En invalidant cette loi, le Conseil reconnaît implicitement la possibilité pour les victimes ou leurs ayants droit de poursuivre en justice les auteurs présumés de crimes graves, y compris dans les cas où les faits auraient été couverts par la loi d’amnistie initiale.
Des réactions politiques tranchées
La décision du Conseil constitutionnel n’a pas tardé à faire réagir les différents camps politiques. Du côté de l’opposition, le groupe parlementaire Pastef – Les Patriotes s’est félicité de cette « victoire du droit sur l’arbitraire ». Dans un communiqué, les députés patriotes estiment que « la justice est ainsi rétablie dans sa souveraineté, au bénéfice des victimes et du peuple sénégalais. »
À l’inverse, le groupe parlementaire Takku Wallu Sénégal a dénoncé « l’amateurisme législatif de la majorité », tandis que l’Alliance Pour la République (APR) a salué un « rappel sévère à l’ordre constitutionnel », appelant à « un sursaut démocratique face aux dérives autoritaires du régime actuel. »

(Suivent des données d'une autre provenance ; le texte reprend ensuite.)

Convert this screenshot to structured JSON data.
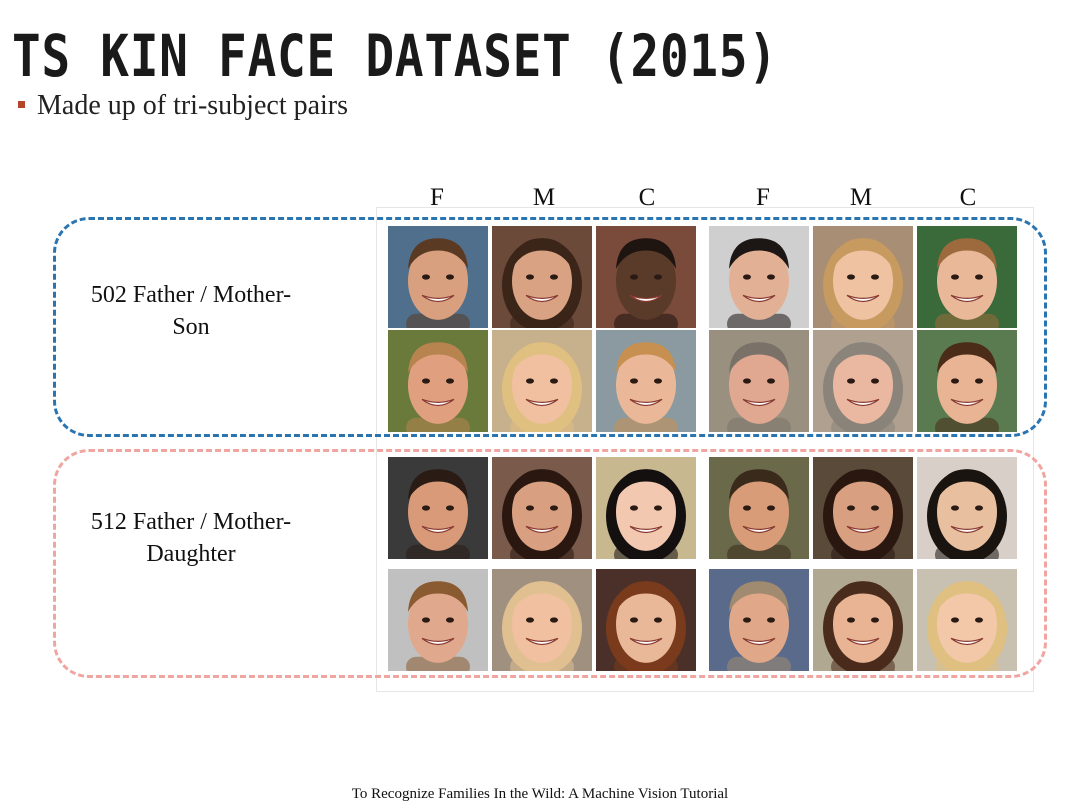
{
  "slide": {
    "title": "TS KIN FACE DATASET (2015)",
    "bullet": "Made up of tri-subject pairs",
    "footer": "To Recognize Families In the Wild: A Machine Vision Tutorial"
  },
  "columns": [
    "F",
    "M",
    "C",
    "F",
    "M",
    "C"
  ],
  "groups": [
    {
      "line1": "502 Father / Mother-",
      "line2": "Son",
      "box_color": "#2a74b0"
    },
    {
      "line1": "512 Father / Mother-",
      "line2": "Daughter",
      "box_color": "#f0a5a0"
    }
  ],
  "colors": {
    "bullet": "#b3452b",
    "son_box": "#2a74b0",
    "daughter_box": "#f0a5a0"
  },
  "photos": [
    {
      "role": "father",
      "bg": "#4f6f8c",
      "skin": "#d9a07f",
      "hair": "#5a3a22"
    },
    {
      "role": "mother",
      "bg": "#6b4a3a",
      "skin": "#d8a283",
      "hair": "#3b2418"
    },
    {
      "role": "son",
      "bg": "#7a4a3a",
      "skin": "#5a3a28",
      "hair": "#1e1410"
    },
    {
      "role": "father",
      "bg": "#cfcfcf",
      "skin": "#e2b094",
      "hair": "#1c1614"
    },
    {
      "role": "mother",
      "bg": "#a88e74",
      "skin": "#efc2a2",
      "hair": "#c79a60"
    },
    {
      "role": "son",
      "bg": "#3a6a3a",
      "skin": "#e8b898",
      "hair": "#9c6a3c"
    },
    {
      "role": "father",
      "bg": "#6a7a3a",
      "skin": "#e0a080",
      "hair": "#b78450"
    },
    {
      "role": "mother",
      "bg": "#c7b08c",
      "skin": "#f0c0a0",
      "hair": "#e0c080"
    },
    {
      "role": "son",
      "bg": "#8a9aa0",
      "skin": "#eab898",
      "hair": "#c89050"
    },
    {
      "role": "father",
      "bg": "#9a9080",
      "skin": "#e0a890",
      "hair": "#7a7268"
    },
    {
      "role": "mother",
      "bg": "#b0a090",
      "skin": "#eab8a0",
      "hair": "#8a847a"
    },
    {
      "role": "son",
      "bg": "#5a7a50",
      "skin": "#e8b494",
      "hair": "#4a2c18"
    },
    {
      "role": "father",
      "bg": "#3a3a3a",
      "skin": "#d89a78",
      "hair": "#2a1c14"
    },
    {
      "role": "mother",
      "bg": "#7a5a4a",
      "skin": "#d8a080",
      "hair": "#2a1810"
    },
    {
      "role": "daughter",
      "bg": "#c8b890",
      "skin": "#f2c8b0",
      "hair": "#141010"
    },
    {
      "role": "father",
      "bg": "#6a6a4a",
      "skin": "#d89c78",
      "hair": "#3a2a1c"
    },
    {
      "role": "mother",
      "bg": "#5a4a3a",
      "skin": "#d8a080",
      "hair": "#2a1810"
    },
    {
      "role": "daughter",
      "bg": "#d8d0c8",
      "skin": "#e8c0a0",
      "hair": "#1a1410"
    },
    {
      "role": "father",
      "bg": "#c0c0c0",
      "skin": "#e0a88c",
      "hair": "#8a5a30"
    },
    {
      "role": "mother",
      "bg": "#a09080",
      "skin": "#f0c0a0",
      "hair": "#e0c090"
    },
    {
      "role": "daughter",
      "bg": "#4a3028",
      "skin": "#e8b898",
      "hair": "#7a3a1c"
    },
    {
      "role": "father",
      "bg": "#5a6a8a",
      "skin": "#e0a888",
      "hair": "#a08a70"
    },
    {
      "role": "mother",
      "bg": "#b0a890",
      "skin": "#e8b494",
      "hair": "#4a2c1c"
    },
    {
      "role": "daughter",
      "bg": "#c8c0b0",
      "skin": "#f2c8a8",
      "hair": "#e0c080"
    }
  ]
}
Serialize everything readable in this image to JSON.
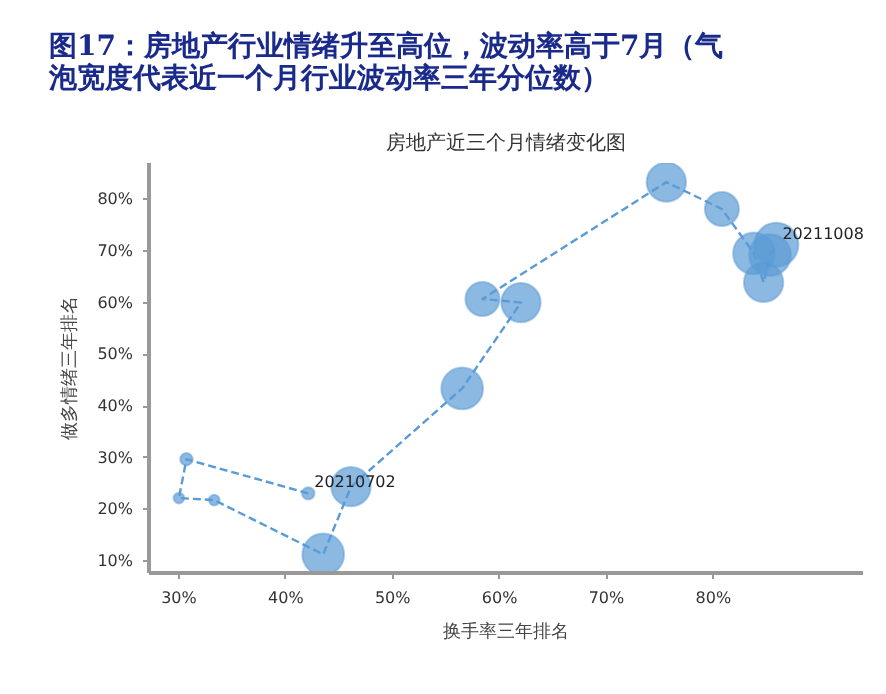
{
  "chart_data": {
    "type": "bubble",
    "title": "图17：房地产行业情绪升至高位，波动率高于7月（气泡宽度代表近一个月行业波动率三年分位数）",
    "subtitle": "房地产近三个月情绪变化图",
    "xlabel": "换手率三年排名",
    "ylabel": "做多情绪三年排名",
    "x": [
      42.1,
      30.7,
      30.0,
      33.3,
      43.5,
      46.1,
      56.5,
      62.0,
      58.4,
      75.6,
      80.8,
      83.8,
      84.7,
      85.3,
      85.9
    ],
    "series": [
      {
        "color": "#5b9bd5",
        "values": [
          23.1,
          29.7,
          22.2,
          21.8,
          11.3,
          24.4,
          43.4,
          60.0,
          60.7,
          83.3,
          78.1,
          69.5,
          63.9,
          69.2,
          71.2
        ],
        "sizes": [
          0.08,
          0.08,
          0.06,
          0.06,
          0.9,
          0.8,
          0.9,
          0.8,
          0.6,
          0.8,
          0.6,
          0.9,
          0.8,
          0.9,
          1
        ]
      },
      {
        "type": "line",
        "marker": "none",
        "color": "#5b9bd5",
        "values": [
          23.1,
          29.7,
          22.2,
          21.8,
          11.3,
          24.4,
          43.4,
          60.0,
          60.7,
          83.3,
          78.1,
          69.5,
          63.9,
          69.2,
          71.2
        ]
      }
    ],
    "xlim": [
      27.2,
      94
    ],
    "ylim": [
      7.7,
      87
    ],
    "xticks": [
      {
        "value": 30,
        "label": "30%"
      },
      {
        "value": 40,
        "label": "40%"
      },
      {
        "value": 50,
        "label": "50%"
      },
      {
        "value": 60,
        "label": "60%"
      },
      {
        "value": 70,
        "label": "70%"
      },
      {
        "value": 80,
        "label": "80%"
      }
    ],
    "yticks": [
      {
        "value": 10,
        "label": "10%"
      },
      {
        "value": 20,
        "label": "20%"
      },
      {
        "value": 30,
        "label": "30%"
      },
      {
        "value": 40,
        "label": "40%"
      },
      {
        "value": 50,
        "label": "50%"
      },
      {
        "value": 60,
        "label": "60%"
      },
      {
        "value": 70,
        "label": "70%"
      },
      {
        "value": 80,
        "label": "80%"
      }
    ],
    "line_style": "dashed",
    "marker": "circle",
    "grid": false,
    "annotations": [
      {
        "text": "20210702",
        "x": 42.1,
        "y": 23.1
      },
      {
        "text": "20211008",
        "x": 85.9,
        "y": 71.2
      }
    ]
  }
}
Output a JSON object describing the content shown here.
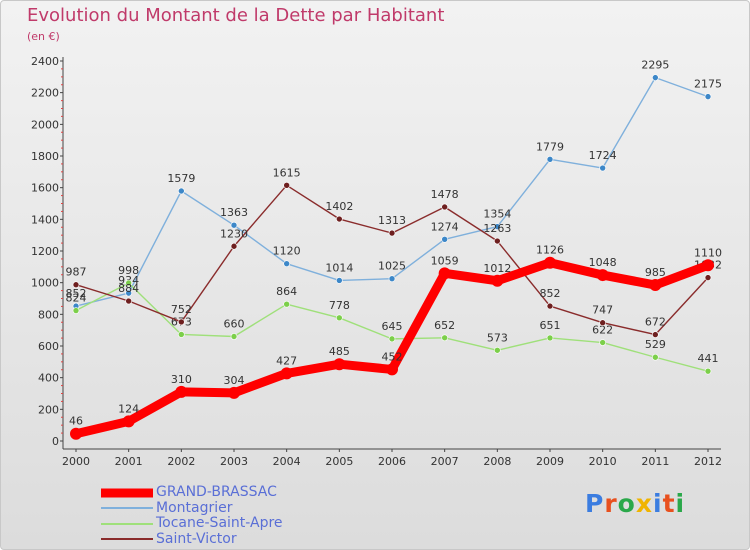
{
  "title": "Evolution du Montant de la Dette par Habitant",
  "unit_label": "(en €)",
  "logo": {
    "text": "Proxiti",
    "letter_colors": [
      "#3b7de0",
      "#e8501e",
      "#2aa84a",
      "#f0b400",
      "#3b7de0",
      "#e8501e",
      "#2aa84a"
    ]
  },
  "chart_data": {
    "type": "line",
    "x": [
      "2000",
      "2001",
      "2002",
      "2003",
      "2004",
      "2005",
      "2006",
      "2007",
      "2008",
      "2009",
      "2010",
      "2011",
      "2012"
    ],
    "ylim": [
      0,
      2400
    ],
    "yticks": [
      0,
      200,
      400,
      600,
      800,
      1000,
      1200,
      1400,
      1600,
      1800,
      2000,
      2200,
      2400
    ],
    "grid": false,
    "legend_position": "bottom-left",
    "series": [
      {
        "name": "GRAND-BRASSAC",
        "color": "#ff0000",
        "emphasis": true,
        "values": [
          46,
          124,
          310,
          304,
          427,
          485,
          452,
          1059,
          1012,
          1126,
          1048,
          985,
          1110
        ]
      },
      {
        "name": "Montagrier",
        "color": "#7fb0dc",
        "point_color": "#3c87c8",
        "emphasis": false,
        "values": [
          852,
          934,
          1579,
          1363,
          1120,
          1014,
          1025,
          1274,
          1354,
          1779,
          1724,
          2295,
          2175
        ]
      },
      {
        "name": "Tocane-Saint-Apre",
        "color": "#9fe07a",
        "point_color": "#7ccf4a",
        "emphasis": false,
        "values": [
          824,
          998,
          673,
          660,
          864,
          778,
          645,
          652,
          573,
          651,
          622,
          529,
          441
        ]
      },
      {
        "name": "Saint-Victor",
        "color": "#8a2c2c",
        "point_color": "#6e1f1f",
        "emphasis": false,
        "values": [
          987,
          884,
          752,
          1230,
          1615,
          1402,
          1313,
          1478,
          1263,
          852,
          747,
          672,
          1032
        ]
      }
    ]
  }
}
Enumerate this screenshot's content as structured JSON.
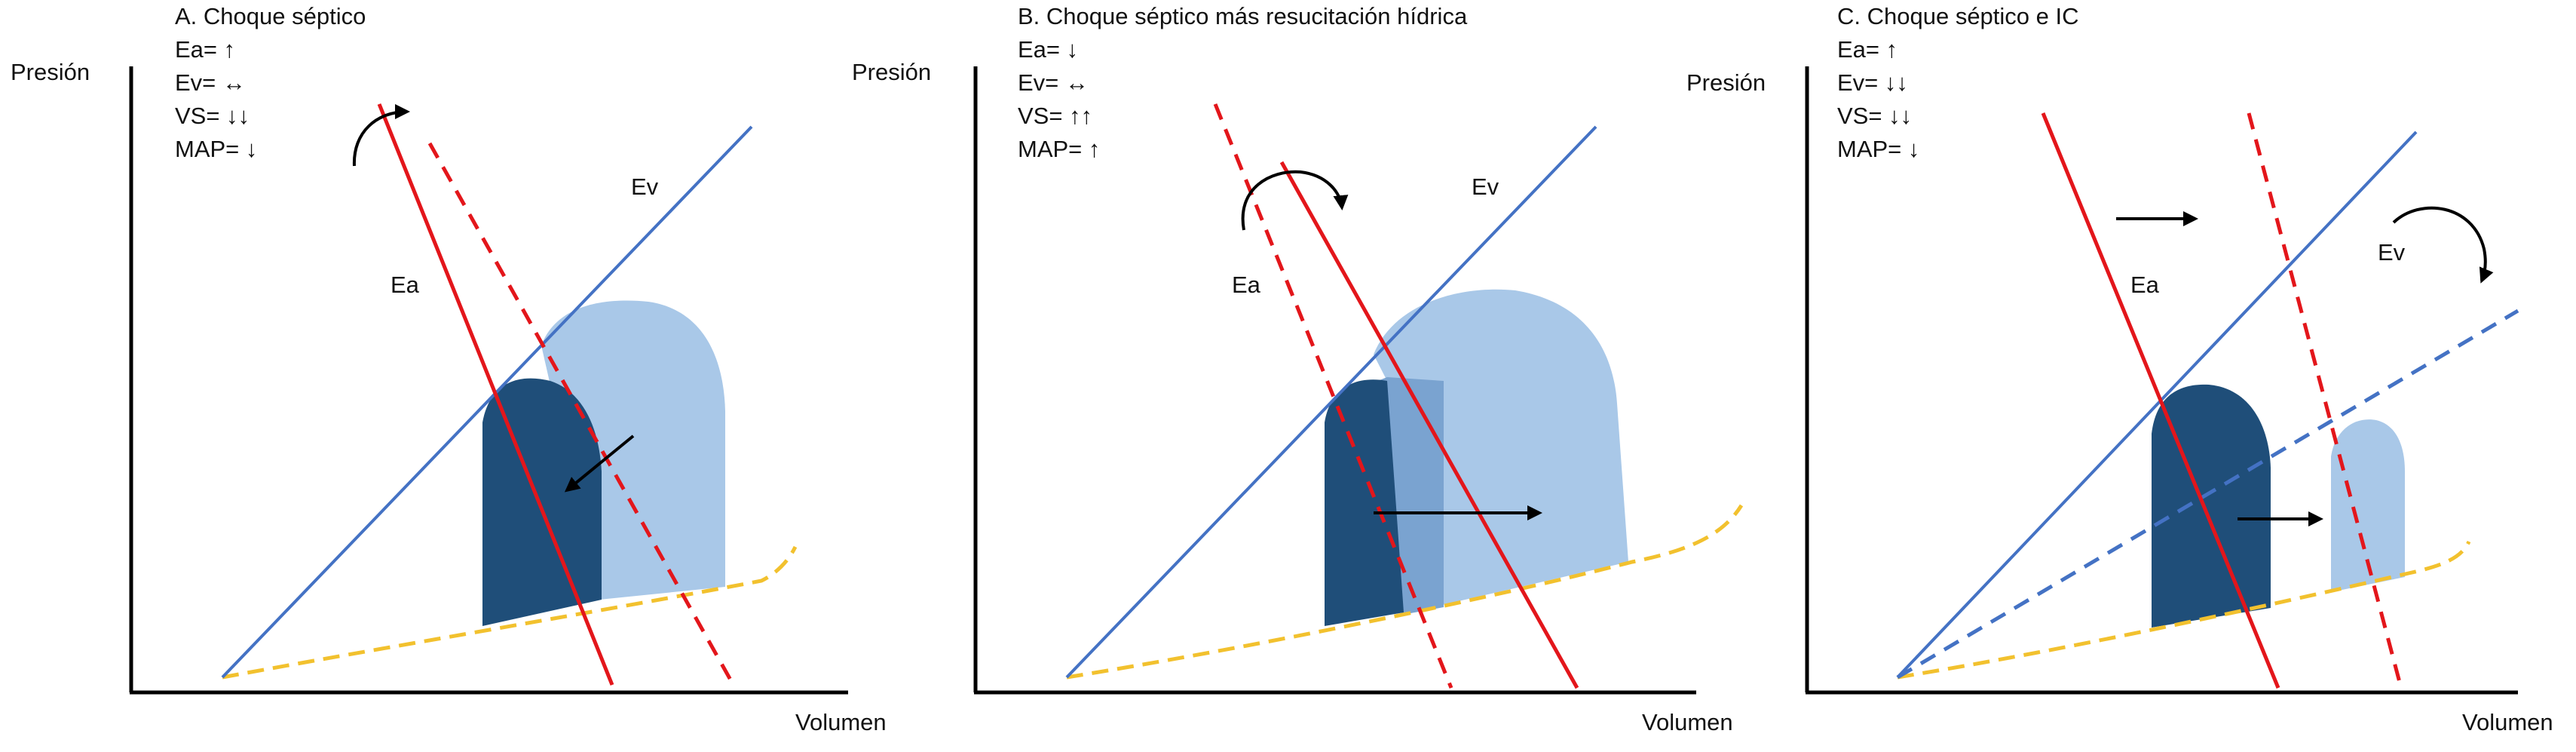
{
  "panels": [
    {
      "id": "a",
      "title": "A. Choque séptico",
      "stats": [
        "Ea= ↑",
        "Ev= ↔",
        "VS= ↓↓",
        "MAP= ↓"
      ],
      "y_axis_label": "Presión",
      "x_axis_label": "Volumen",
      "ea_label": "Ea",
      "ev_label": "Ev"
    },
    {
      "id": "b",
      "title": "B. Choque séptico más resucitación hídrica",
      "stats": [
        "Ea= ↓",
        "Ev= ↔",
        "VS= ↑↑",
        "MAP= ↑"
      ],
      "y_axis_label": "Presión",
      "x_axis_label": "Volumen",
      "ea_label": "Ea",
      "ev_label": "Ev"
    },
    {
      "id": "c",
      "title": "C. Choque séptico e IC",
      "stats": [
        "Ea= ↑",
        "Ev= ↓↓",
        "VS= ↓↓",
        "MAP= ↓"
      ],
      "y_axis_label": "Presión",
      "x_axis_label": "Volumen",
      "ea_label": "Ea",
      "ev_label": "Ev"
    }
  ],
  "colors": {
    "ea_line": "#e3161b",
    "ev_line": "#4472c4",
    "edpvr": "#f2c12e",
    "loop_dark": "#1f4e79",
    "loop_light": "#a9c8e8",
    "loop_mid": "#7aa3d0",
    "arrow": "#000000"
  }
}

La réaction d’Ousmane Sonko : une mise au point politique
Premier ministre et leader de Pastef, Ousmane Sonko a également pris la parole quelques heures après la publication de la décision. Dans une déclaration relayée sur ses réseaux sociaux, il a salué le rôle du Conseil constitutionnel tout en dénonçant ce qu’il qualifie de « récupération politique éhontée » de la part de certains opposants.
« Cette décision confirme que les crimes graves tels que les assassinats ou actes de torture ne sauraient être amnistiés, ce qui était déjà prévu dans notre démarche législative », a déclaré Sonko. Il a tenu à rappeler que l’ordonnance de non-lieu prononcée le 27 janvier 2025 dans les dossiers judiciaires le concernant, ainsi que le président Bassirou Diomaye Faye, reste en vigueur. Il considère que cette décision constitutionnelle ne remet nullement en cause la légitimité de cette ordonnance judiciaire.
Une jurisprudence protectrice des droits humains
Cette décision renforce la jurisprudence du Conseil constitutionnel en matière de protection des droits fondamentaux, de respect de l’État de droit et de souveraineté des institutions. Elle pourrait aussi inspirer de futures décisions en Afrique, où les lois d’amnistie sont souvent utilisées comme outils de pacification politique, parfois au mépris du droit des victimes à la vérité, à la justice et à la réparation.
Pour les observateurs, elle remet en lumière l’urgence d’un débat national sur les mécanismes de justice transitionnelle adaptés au contexte sénégalais, dans le respect des normes internationales et des valeurs républicaines.